Our Sun pumps about 386 billion million gigawatts into space, mostly in the form of electromagnetic radiation. By comparison, a large nuclear reactor generates about 1 gigawatt, and global energy consumption is a few thousand gigawatts. This energy output is typical for a star in the same class as our Sun.
Prior to the discovery of nuclear power, scientists envisioned the Sun as a ball of combusting matter. Because the Sun is so large, it could have theoretically consisted of conventional matter in a state of combustion -- but this burning could only last for a few dozen thousand years before the matter would have been completely depleted. Today we know that the Sun is fueled by nuclear energy.
The Sun's total energy output is slowly declining as it fuses together the nuclei of light elements and is left with non-fusible, heavier matter. Eventually this power output will decline so fast that the explosive energy of fusion is outpaced by the attractive pull of gravity, and the star will collapse. The heat generated from the collapse will cause the diameter of our Sun to expand to the size of Mars' orbit.

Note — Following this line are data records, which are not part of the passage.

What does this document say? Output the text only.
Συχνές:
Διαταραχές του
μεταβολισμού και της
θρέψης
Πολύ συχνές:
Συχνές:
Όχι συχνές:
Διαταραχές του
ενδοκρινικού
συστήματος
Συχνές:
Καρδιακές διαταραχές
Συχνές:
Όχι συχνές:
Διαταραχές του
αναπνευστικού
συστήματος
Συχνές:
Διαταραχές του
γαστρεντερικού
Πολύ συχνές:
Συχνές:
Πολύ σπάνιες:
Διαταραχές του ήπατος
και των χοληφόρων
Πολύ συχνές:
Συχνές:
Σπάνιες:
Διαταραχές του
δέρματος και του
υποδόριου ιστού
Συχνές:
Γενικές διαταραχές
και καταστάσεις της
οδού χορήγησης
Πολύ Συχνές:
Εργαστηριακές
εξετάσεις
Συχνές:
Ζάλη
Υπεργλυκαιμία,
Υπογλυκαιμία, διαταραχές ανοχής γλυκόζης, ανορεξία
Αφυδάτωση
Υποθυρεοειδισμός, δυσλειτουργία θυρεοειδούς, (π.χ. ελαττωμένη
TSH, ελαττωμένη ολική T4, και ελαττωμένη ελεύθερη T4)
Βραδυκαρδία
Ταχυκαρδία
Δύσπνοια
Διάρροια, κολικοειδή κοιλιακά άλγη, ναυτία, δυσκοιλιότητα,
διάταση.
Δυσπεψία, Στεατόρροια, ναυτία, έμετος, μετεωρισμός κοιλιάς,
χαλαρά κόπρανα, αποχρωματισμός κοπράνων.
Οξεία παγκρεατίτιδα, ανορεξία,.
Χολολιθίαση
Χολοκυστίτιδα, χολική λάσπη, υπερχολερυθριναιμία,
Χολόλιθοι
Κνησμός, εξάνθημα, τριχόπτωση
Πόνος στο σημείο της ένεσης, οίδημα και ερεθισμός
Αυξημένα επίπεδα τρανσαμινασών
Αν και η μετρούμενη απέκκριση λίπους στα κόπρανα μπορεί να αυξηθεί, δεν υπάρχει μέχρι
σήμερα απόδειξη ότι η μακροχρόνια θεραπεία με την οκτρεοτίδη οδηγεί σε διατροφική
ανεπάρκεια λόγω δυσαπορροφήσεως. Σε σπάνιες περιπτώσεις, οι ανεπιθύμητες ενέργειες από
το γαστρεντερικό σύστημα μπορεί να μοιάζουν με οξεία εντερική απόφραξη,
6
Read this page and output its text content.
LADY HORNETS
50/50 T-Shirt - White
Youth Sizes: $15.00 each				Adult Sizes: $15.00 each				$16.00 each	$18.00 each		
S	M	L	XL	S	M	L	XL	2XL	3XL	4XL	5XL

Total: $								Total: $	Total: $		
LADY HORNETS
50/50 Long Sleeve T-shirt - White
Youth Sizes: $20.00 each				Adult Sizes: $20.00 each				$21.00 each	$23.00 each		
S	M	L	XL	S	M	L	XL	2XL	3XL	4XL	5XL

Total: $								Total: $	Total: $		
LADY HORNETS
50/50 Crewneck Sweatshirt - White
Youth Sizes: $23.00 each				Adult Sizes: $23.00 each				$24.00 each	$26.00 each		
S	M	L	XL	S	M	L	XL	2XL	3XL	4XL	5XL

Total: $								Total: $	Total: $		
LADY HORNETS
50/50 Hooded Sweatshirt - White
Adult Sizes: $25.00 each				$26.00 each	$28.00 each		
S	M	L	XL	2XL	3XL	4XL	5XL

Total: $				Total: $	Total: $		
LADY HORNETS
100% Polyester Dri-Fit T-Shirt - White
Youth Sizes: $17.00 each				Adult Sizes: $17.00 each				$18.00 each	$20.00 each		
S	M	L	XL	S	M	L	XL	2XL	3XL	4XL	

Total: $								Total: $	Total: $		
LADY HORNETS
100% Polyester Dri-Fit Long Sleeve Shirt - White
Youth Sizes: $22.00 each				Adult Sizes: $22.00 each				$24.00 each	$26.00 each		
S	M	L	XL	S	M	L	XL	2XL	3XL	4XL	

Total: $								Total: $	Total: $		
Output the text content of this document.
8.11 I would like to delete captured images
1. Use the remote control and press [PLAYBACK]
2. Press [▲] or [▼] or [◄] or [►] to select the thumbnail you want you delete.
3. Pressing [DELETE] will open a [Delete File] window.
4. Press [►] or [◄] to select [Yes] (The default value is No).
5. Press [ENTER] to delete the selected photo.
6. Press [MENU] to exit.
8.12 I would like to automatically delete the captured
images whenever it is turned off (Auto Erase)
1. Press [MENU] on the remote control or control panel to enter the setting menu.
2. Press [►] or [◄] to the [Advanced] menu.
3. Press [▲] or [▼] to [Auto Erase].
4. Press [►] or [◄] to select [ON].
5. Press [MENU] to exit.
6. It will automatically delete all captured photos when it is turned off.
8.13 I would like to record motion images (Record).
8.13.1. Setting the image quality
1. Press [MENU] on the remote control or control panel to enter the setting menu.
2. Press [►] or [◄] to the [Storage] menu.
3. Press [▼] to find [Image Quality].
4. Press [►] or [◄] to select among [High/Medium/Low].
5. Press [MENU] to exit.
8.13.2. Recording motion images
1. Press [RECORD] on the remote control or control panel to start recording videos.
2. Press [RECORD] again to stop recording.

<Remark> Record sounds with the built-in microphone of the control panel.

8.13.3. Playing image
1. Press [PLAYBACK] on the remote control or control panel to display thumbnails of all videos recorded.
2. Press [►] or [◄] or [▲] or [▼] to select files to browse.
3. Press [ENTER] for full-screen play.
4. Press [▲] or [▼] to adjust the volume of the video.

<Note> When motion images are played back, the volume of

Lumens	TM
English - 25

Only a minuscule portion of the Sun's energy falls on our Earth, yet this energy is responsible for running almost every living thing on the planet. It is widely supposed that as our civilization progresses, it will begin to discard dirty fossil fuels in favor of the cleaner and ultimately more plentiful solar energy.
The energy output of the Sun is not entirely constant. Solar flares and sunspot activity cause small variations in the amount of light sent outwards. It has been speculated that a period of lowered sunspot activity in the 17th century, the Maunder minimum, may have been responsible for a period of declined heat in Europe called the Little Ice Age. It has also been theorized that the Sun's energy output has increased by about 40% since the formation of the solar system.